Mineralstoffe und Vitamine: Sind wir alle unterversorgt?

Liebe Leserin, liebe Leser,

Unterhält man sich mit Klinikärzten oder  Ernährungswissenschaftlern über die Frage einer zusätzlichen Vitamin- und Mineralstoffzufuhr, kommt meistens die Antwort, dies sei bei einer ausgewogenen Ernährung nicht nötig. Im Gegenteil: „Vitaminzufuhr kann sogar gefährlich sein.“ Schon seit Jahren wisse man, daß Betacarotin bei Rauchern die Lungenkrebsrate erhöht.
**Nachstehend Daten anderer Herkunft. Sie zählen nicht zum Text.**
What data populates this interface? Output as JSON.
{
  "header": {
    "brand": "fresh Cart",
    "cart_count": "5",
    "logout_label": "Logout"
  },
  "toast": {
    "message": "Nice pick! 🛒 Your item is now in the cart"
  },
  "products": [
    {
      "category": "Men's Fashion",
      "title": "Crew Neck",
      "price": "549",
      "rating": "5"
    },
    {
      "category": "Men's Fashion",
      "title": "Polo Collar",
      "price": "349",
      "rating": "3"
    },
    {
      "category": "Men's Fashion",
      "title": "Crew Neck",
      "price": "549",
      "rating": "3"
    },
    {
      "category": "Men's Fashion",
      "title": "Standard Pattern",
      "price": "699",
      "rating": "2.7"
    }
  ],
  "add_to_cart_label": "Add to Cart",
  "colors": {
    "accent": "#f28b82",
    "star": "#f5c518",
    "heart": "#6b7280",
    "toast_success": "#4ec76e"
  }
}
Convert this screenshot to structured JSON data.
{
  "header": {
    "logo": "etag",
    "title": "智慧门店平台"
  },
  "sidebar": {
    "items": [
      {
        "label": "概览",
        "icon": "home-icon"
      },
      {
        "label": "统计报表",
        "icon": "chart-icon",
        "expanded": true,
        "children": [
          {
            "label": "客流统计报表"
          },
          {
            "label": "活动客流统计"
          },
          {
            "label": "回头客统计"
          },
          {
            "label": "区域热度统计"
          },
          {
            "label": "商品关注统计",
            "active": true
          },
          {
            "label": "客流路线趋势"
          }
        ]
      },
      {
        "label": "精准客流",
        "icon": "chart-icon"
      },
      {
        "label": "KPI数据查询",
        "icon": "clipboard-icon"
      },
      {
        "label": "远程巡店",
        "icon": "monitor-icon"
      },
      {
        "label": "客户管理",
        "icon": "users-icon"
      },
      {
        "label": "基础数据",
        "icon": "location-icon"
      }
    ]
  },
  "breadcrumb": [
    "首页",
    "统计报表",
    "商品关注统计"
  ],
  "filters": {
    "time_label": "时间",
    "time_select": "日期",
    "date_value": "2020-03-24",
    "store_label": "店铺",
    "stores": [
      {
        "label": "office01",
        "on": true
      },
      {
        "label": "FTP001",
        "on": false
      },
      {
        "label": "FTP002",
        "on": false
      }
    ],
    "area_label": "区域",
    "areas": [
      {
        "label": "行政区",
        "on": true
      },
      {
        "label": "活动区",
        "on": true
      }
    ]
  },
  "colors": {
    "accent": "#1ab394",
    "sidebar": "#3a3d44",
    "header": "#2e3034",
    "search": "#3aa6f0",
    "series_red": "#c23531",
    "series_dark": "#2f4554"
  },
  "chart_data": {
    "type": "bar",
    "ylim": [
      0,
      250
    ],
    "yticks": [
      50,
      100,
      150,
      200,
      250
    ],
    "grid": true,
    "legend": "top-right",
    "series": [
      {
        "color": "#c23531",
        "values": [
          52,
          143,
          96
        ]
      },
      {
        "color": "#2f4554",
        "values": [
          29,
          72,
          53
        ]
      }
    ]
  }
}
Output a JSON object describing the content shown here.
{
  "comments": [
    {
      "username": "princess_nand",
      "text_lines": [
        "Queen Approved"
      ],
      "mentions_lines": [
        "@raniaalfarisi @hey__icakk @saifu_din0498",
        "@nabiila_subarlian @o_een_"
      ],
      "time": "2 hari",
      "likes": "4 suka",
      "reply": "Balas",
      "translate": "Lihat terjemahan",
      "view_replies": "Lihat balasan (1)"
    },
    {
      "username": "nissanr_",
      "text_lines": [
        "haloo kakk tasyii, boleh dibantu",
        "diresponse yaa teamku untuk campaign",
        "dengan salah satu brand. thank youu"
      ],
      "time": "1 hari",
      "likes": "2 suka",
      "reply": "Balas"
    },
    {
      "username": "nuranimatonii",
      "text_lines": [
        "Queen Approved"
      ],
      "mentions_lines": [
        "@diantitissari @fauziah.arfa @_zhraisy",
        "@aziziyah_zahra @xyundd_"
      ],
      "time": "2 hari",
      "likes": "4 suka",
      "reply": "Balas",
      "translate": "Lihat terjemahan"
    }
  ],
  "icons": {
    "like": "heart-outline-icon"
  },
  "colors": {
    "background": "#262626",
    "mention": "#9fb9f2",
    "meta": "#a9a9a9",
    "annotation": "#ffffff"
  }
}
Neuerdings wird eine (fragwürdige) Studie aus den USA zitiert, derzufolge höhere Dosen von Vitamin E über längere Zeit gegeben ebenfalls die Krebsrate erhöhen sollen.   Gleichzeitig warnen Ernährungswissenschaftler ständig vor Calciummangel, Jodmangel, Eisenmangel, Vitamin-B-Mangel, Folsäuremangel und was sonst noch alles. Nicht unbedingt logisch, wenn es stimmt, daß wir „noch nie zuvor so hochwertige Nahrungsmittel“ hatten …

Auf orthomolekularmedizinischen Fortbildungsveranstaltungen wird exakt das Gegenteil behauptet: „Da die Nahrung heute kaum noch Vitamine und Mineralstoffe enthält, ist eine kontinuierliche Zufuhr von Nahrungsergänzungsstoffen weit über die üblichen Expertenempfehlungen hinaus erforderlich.“ Mitunter scheint es, mit ausgefeilter Orthomolekularmedizin könne man praktisch alle Krankheiten heilen.

Die Argumentationen beider Richtungen sind oft fragwürdig. Die Behauptung, unsere heutigen Nahrungsmittel seien vollkommen ausgelaugt, trifft pauschal keineswegs zu. Selbstverständlich hängt der Wert nach wie vor von der Frische der Nahrung, vom Standort, an dem sie produziert wurden, von Bodenqualität, Klima und Erntezeitpunkt ab.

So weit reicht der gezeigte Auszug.